Kind of.. but you can set `restartPolicy: Always` and will always restart in case of failure.




No. If the node the pod is scheduled to goes away, the pod will not be restarted. 'restartPolicy: Always' applies to the containers in the pod, not the pod itself. Deployments (Or daemonsets, jobs, replicasets or replication controllers) actively maintain the pods, to assure in the event that the pods are deleted they're replaced.


Other posters have already commented on this but, if you are not using deployments (or at least, replication controllers), stop what you are doing right away and fix that.
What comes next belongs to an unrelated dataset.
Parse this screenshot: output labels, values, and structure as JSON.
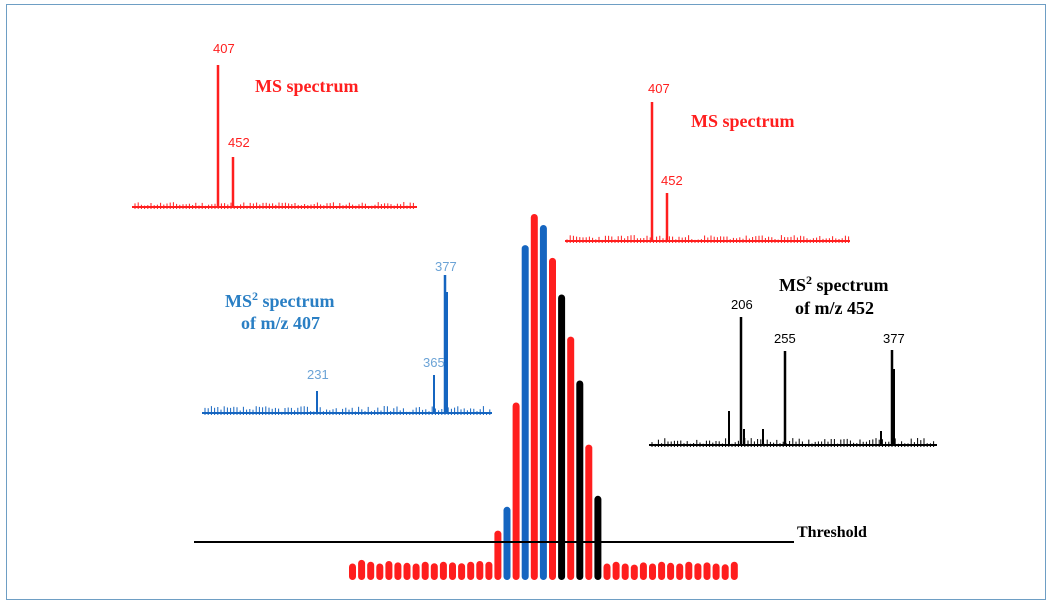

Otherwise you lose one of the biggest advantages of k8s.


Deployments are key. One annoyance is now some of the lower units feel more clunky. Is there roadmap to say let you do a stateful set as a Deployment? Obviously a bit tricky and rolling deploy could never surge...


WRT to StatefulSets I assume you are talking about the fact they are immutable (minus a few fields)?

If so, the hack we've applied for StatefulSets is to delete the StatefulSet with `--cascade=false`. This keeps the Pods of the StatefulSet online, but removes the StatefulSet itself. We can then deploy the StatefulSet with the new configuration vlaues, and manually delete the Pods one-by-one to have the changes be applied.

Graceful: Nope. Needs Improvement: For sure Gets the job done: Yep!


Hum I have deployed a SS with just delete and create. No need for a cascade flag. Maybe that is the default?

But yah like I said, not as nice as deploying a deployment.